You can withdraw up to 50% of the account balance at the end of the previous financial year for the purpose of higher education of the beneficiary (girl).  This is allowed only when the girl child turns 18 or has passed 10th standard, whichever is earlier. Even for this, you need documentary evidence of admission, fee etc.

The beneficiary can withdraw the entire amount on completion of 21 years. There is an option to withdraw the complete amount at the time of marriage if it happens before completion of 21 years.

By the way, all these restrictions are there for a reason.

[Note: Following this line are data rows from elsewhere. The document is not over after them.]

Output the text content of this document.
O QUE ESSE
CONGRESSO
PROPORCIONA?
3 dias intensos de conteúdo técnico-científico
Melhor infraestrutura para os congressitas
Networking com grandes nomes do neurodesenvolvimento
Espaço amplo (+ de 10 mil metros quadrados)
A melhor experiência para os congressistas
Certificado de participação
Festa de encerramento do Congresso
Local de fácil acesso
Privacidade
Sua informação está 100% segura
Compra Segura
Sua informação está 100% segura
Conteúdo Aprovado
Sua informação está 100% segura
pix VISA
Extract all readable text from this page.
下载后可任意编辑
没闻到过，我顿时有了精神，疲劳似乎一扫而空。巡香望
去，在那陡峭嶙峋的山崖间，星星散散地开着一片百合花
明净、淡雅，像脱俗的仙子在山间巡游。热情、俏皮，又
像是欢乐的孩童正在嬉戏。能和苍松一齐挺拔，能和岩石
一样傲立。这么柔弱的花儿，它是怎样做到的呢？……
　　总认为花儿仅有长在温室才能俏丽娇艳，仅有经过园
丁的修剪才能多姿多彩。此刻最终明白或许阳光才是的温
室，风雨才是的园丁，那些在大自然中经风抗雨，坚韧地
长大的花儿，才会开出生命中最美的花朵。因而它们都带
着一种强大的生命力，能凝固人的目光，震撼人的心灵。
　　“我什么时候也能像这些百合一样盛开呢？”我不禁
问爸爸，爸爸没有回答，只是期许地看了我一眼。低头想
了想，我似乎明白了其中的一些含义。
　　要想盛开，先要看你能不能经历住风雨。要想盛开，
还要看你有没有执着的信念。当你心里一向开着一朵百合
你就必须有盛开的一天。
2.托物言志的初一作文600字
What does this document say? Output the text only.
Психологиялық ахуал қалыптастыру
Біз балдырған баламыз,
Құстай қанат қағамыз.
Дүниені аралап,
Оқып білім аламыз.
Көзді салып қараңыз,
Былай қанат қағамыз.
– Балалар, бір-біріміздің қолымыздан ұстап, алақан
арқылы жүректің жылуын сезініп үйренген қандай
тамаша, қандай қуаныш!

In our country, the interests of daughters are often neglected. Such rules have been put in place to ensure the funds get used only for the intended purpose i.e., education and welfare of the girl child.

PPF withdrawal rules are very flexible after the completion of initial maturity of 15 years.

If you continue the account with contribution, you can withdraw up to 60% of the balance at the end of the previous cycle during this cycle (5 years of extension). If you continue the account without extension, you can withdraw even the entire amount.

#6 The minors will eventually become majors

We saw in the previous section that you can invest only Rs 1.5 lacs per annum per adult. Therefore, for a family of 4 (parents and 2 minor kids), the maximum family contribution to PPF can be Rs 3 lacs per annum.

However, the kids will eventually turn 18. Become an adult.

Then, you (the family) can invest much more. So, if your kids are above 18, you can put 4X 1.5 lacs = 6 lacs in the PPF account.

PPF vs SSY

PPF vs SSY: What should you do?

It does not have to be an either-or answer. Why not both?

Both PPF and SSY are excellent fixed income products. No credit risk. Backed by the Government of India. Both get you tax benefits under Section 80C. You earn tax-free interest in both.

SSY offers a higher rate of interest but cannot be continued for life.

PPF offers a slightly lower rate of interest but is super flexible and can be continued for life.

We know that the PPF account becomes very flexible after completion of initial maturity of 15 years. Therefore, by opening the PPF account for your kids, you at least start the countdown to 15 years. You may only make a minimum contribution.

My suggestion: Open both SSY and PPF accounts for your daughter. Based on your preference, you can decide how much to contribute to each of these accounts.

Additional Links

Latest PPF and SSY interest rates

 

1 thought on “PPF vs SSY: Where to invest for daughter’s education?”

  1. Dear Deepesh – Thanks for such a wonderful post and this post alone qualifies as the BEST information you have provided and easily qualify as ‘Woman of the Match for 2021’:-) – 7.6% per annum returns – Risk-Free – Govt of India Backed – Taxation is ‘0’ (EEE Basis) – Long-Term Compulsory Investment GUARANTEED for Daughter’s Education as well as Partly for Marriage – Same Scheme available for BOYS too (https://parenting.firstcry.com/articles/post-office-saving-schemes-for-boy-child-in-india) – SURPRISED that not even 1 person commented on such great schemes by GOI – Long-Live FD Schemes which as Simple/Easy to Maintain/Enjoys full-tax benefits and Finally incorporates SAVINGS Habit for future generations!! THANK YOU VERY MUCH for an excellent post!!